On March 1, 2007, after writing down what had happened during my police-FDNY encounter, I exited the Queens College library and there was a Queens College security vehicle parked in front of the library. So it was as if the campus police was aware of my police-FDNY encounter a few hours earlier and were making an allusion to it with the presence of their vehicle. Or the NYPD had contacted them about the encounter and told them I was a danger to myself or others, so the Queens College police were symbolically letting me know by their action that they were keeping a close watch on me. I had had previous incidents where it appeared that the campus police may have been surveilling me, but it had not occurred for awhile. Then the following week, on March 8, as I was walking from one class to another, a Queens College security vehicle made a beeping noise as it approached me from behind, then pulled into a parking spot in front of me. This was the first day I had returned to my classes after my March 1 encounter, having skipped classes on March 1 because of the trauma of the experience. I had subsequent Queens College police sightings on March 29 and April 26. Having the campus police seeming to concern themselves with me makes for a closer possible connection to Cho since his police interactions were with the campus police also. Though my main interactions were with the New York City police, not the Queens College police. And Cho’s interactions with the Virginia Tech police had occurred in 2005 (128) which was prior to my 2007 general encounters. And also, when I had exited my subway station near my apartment in Manhattan the night of my March 1 encounter, an NYPD police car with its lights flashing had stopped next to my station (129) as if in allusion to my previous NYPD encounter in Queens. So here was another seeming indication, in addition to the 2 Queens College security car incidents, that I was being surveilled by the police in a conspiratorial situation.  
And in a potentially noteworthy incident, on April 16, 2007 around 1:40 p.m., around three hours after the killings had occurred, a New York “Mental Hygiene” car had pulled out as I exited West Side Stationers, a stationery store at 2620 Broadway in Manhattan, after I had gotten a public housing document notarized. For me to see a Mental Hygiene car was unusual. Cho’s mental health history turned out to be a big part of the Virginia Tech story, though this history and even Cho’s identity had not been made public at this point in time.(130) So having someone outside of Virginia Tech possibly arrange a mental health allusion to me at so early a time may be an indication of insider knowledge of the killings by someone with connections to my personal environment. I had had the March 1, 2007 encounter with the police where they tried to have me psychologically evaluated alleging that I was a danger to myself or others, but that had happened a month and a half previously. I feel that this March 1 event would be too distant in time for such an easily accomplished allusion as seemed to occur with the April 16 “Mental Hygiene” car. I believe I had taken a distant picture of the car, but the words printed on the side of the vehicle and the license plate are too grainy to read.(131) However, I’m pretty sure it is the Mental Hygiene car since it is from the right date, time and location and I also seem to remember having taken a distant picture or video of the car as it drove north on Broadway.
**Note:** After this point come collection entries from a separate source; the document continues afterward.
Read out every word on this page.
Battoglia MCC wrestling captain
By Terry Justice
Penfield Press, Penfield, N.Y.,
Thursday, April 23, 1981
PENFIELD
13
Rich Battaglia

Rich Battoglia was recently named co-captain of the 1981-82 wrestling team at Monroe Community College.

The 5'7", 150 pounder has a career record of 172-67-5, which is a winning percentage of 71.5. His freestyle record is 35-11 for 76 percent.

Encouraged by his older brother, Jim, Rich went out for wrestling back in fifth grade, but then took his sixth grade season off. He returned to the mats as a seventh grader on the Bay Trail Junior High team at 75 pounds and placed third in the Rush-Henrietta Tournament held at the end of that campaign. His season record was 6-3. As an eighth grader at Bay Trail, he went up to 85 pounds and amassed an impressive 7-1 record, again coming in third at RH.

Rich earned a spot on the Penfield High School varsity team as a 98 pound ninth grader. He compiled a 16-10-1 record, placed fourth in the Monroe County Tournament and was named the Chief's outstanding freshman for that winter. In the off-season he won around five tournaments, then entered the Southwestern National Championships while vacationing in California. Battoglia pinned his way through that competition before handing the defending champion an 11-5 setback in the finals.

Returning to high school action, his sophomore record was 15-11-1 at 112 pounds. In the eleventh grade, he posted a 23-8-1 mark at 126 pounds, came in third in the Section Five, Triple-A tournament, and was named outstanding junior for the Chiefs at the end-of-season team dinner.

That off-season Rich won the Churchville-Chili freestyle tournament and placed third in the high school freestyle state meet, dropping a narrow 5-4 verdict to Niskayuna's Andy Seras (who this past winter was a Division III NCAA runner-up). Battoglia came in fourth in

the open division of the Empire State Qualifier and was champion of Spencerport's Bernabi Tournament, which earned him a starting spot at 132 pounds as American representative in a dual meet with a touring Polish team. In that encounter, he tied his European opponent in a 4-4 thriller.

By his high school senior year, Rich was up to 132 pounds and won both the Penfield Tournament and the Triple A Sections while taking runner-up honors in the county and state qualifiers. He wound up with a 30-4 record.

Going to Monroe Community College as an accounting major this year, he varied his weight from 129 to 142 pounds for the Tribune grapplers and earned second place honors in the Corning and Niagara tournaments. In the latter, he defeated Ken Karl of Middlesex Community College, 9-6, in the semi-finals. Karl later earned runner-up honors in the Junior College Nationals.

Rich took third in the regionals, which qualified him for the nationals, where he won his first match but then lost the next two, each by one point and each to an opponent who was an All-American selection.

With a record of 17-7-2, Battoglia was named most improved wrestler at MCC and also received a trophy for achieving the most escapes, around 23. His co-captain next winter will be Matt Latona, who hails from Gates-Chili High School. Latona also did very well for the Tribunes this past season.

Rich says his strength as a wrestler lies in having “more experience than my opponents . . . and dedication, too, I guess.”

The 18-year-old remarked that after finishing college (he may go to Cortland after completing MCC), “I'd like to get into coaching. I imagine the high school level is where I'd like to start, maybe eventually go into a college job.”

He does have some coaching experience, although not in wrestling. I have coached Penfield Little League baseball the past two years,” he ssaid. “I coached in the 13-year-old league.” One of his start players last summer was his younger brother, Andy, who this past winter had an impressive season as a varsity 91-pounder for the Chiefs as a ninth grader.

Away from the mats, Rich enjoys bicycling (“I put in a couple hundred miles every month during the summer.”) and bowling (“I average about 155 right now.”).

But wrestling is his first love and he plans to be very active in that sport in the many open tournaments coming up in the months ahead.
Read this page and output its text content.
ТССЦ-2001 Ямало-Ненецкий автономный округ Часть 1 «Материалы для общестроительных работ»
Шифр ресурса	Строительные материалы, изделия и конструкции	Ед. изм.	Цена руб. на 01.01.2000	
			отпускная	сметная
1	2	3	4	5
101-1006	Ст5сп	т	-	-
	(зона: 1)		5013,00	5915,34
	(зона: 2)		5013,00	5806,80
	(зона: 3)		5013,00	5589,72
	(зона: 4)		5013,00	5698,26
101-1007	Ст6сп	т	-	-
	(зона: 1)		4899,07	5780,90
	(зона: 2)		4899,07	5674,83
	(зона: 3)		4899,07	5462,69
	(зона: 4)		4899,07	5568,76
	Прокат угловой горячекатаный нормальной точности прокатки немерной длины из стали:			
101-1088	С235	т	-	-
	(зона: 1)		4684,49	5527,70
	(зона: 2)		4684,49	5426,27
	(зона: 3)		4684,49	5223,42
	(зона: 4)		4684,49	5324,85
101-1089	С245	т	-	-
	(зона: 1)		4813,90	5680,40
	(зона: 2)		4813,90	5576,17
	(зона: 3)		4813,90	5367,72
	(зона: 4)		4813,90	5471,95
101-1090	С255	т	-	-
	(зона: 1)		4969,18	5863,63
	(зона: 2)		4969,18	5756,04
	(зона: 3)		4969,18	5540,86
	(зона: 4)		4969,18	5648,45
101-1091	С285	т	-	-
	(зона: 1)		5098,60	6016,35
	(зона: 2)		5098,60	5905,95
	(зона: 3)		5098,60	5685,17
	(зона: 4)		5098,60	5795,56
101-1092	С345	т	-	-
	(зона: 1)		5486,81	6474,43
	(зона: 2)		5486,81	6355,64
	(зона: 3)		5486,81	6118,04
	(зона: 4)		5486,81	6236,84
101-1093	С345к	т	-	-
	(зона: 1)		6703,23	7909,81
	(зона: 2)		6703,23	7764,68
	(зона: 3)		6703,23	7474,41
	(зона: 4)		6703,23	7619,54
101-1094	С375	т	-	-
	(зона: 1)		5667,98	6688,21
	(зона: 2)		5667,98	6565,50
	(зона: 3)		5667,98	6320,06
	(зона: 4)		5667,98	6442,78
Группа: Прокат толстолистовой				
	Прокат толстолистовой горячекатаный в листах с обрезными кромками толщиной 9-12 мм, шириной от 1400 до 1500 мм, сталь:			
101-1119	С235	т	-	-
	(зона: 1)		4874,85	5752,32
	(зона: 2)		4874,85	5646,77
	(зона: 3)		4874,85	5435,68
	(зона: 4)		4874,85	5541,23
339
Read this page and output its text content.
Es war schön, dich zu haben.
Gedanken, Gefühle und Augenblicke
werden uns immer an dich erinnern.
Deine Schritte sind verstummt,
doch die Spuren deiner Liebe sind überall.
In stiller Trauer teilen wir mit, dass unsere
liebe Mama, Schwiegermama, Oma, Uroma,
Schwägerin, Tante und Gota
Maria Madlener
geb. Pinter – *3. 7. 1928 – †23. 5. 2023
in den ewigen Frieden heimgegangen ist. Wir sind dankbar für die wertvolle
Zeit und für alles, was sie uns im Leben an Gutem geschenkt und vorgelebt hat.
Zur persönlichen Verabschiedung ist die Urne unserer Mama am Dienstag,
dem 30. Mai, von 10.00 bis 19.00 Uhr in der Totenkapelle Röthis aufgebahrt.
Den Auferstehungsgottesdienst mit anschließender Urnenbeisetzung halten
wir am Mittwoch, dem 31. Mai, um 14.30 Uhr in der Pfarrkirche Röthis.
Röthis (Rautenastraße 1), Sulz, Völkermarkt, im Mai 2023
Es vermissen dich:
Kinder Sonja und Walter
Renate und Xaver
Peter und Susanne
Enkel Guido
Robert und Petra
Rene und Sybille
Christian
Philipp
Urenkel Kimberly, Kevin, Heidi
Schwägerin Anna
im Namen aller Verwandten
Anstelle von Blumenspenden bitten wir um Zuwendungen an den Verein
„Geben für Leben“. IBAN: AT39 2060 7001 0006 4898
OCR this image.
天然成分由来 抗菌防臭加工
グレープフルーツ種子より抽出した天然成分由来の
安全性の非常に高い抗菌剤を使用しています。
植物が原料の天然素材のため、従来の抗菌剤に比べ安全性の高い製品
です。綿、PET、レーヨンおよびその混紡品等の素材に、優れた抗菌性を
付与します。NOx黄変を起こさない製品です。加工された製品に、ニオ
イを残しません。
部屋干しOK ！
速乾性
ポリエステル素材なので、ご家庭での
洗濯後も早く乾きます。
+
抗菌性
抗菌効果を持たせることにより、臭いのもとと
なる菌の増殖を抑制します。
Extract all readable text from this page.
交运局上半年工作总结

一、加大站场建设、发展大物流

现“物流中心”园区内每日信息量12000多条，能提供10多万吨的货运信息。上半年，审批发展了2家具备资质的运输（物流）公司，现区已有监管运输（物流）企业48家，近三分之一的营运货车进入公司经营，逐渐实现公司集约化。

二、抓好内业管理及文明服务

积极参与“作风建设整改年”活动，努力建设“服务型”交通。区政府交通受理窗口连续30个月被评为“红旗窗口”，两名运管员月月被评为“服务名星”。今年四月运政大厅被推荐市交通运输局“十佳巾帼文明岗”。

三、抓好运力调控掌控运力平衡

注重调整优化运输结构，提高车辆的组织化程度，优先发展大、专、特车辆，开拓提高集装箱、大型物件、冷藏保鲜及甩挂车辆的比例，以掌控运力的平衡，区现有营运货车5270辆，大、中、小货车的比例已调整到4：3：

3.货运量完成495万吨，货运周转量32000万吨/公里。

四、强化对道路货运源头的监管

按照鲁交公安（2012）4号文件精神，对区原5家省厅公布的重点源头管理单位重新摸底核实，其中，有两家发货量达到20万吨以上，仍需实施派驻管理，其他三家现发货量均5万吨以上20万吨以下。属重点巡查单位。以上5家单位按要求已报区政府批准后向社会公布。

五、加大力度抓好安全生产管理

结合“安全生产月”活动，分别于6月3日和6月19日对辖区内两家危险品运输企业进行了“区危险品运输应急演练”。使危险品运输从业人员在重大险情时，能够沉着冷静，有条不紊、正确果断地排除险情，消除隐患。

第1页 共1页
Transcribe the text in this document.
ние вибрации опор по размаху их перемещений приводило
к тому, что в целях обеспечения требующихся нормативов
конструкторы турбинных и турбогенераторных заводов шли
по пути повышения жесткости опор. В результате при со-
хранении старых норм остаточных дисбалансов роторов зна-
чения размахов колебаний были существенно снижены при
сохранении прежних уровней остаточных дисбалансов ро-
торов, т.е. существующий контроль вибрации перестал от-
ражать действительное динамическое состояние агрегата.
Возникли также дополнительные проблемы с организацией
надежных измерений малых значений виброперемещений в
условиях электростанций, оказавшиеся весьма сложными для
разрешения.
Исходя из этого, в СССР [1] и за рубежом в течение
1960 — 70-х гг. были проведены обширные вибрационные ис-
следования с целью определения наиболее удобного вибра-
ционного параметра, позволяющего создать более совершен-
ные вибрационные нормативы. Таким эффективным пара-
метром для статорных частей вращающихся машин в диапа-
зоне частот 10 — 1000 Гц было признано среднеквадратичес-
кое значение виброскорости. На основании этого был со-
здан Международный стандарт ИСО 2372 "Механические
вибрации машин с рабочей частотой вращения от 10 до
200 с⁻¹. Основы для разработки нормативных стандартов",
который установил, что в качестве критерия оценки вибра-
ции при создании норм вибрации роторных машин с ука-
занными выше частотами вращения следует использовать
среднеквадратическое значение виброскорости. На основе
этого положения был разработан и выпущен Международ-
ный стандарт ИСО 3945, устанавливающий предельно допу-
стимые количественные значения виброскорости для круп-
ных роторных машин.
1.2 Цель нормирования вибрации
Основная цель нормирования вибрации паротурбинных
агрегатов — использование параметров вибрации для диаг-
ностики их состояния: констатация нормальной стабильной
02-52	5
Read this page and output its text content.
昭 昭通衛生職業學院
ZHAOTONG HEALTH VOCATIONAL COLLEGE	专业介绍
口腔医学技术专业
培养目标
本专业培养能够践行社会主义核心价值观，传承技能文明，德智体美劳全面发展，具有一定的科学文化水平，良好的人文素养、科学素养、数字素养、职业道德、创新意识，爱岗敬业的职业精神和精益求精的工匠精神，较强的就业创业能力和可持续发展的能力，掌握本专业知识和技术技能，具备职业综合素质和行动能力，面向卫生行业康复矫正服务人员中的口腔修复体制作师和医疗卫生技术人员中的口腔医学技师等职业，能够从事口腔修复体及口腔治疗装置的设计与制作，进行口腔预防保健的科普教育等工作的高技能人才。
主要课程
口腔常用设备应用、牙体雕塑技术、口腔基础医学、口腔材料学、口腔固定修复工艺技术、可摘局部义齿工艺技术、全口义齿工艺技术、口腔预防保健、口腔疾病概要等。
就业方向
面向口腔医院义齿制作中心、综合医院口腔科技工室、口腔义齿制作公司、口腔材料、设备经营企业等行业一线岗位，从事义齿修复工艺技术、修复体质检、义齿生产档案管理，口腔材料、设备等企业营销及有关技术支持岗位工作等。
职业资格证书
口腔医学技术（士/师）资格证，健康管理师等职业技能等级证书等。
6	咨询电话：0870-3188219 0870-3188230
In Cho’s video manifesto, there were also some pictures of Cho with a hammer. Some reports say this was a possible allusion to a 2003 Korean film by Park Chan Wook called Oldboy where the protagonist is held prisoner for 20 years with no explanation given. After he is released, he gets revenge through violent acts committed with a hammer.(132) This is somewhat similar to a 2001 musical I had written called Pointless where a young woman suddenly finds herself in a mysterious world. She’s not exactly a prisoner, but she is having trouble returning to her own world and she’s not treated especially well by many of the inhabitants in this new world either. She does, however, get back to her own world eventually. In the final scene, a person who has come to her from the other world enters through a trap door in the floor and she hits him over the head with a large wooden mallet (or hammer) in a comic fashion, though she hits him to get away from him, not out of revenge.(133)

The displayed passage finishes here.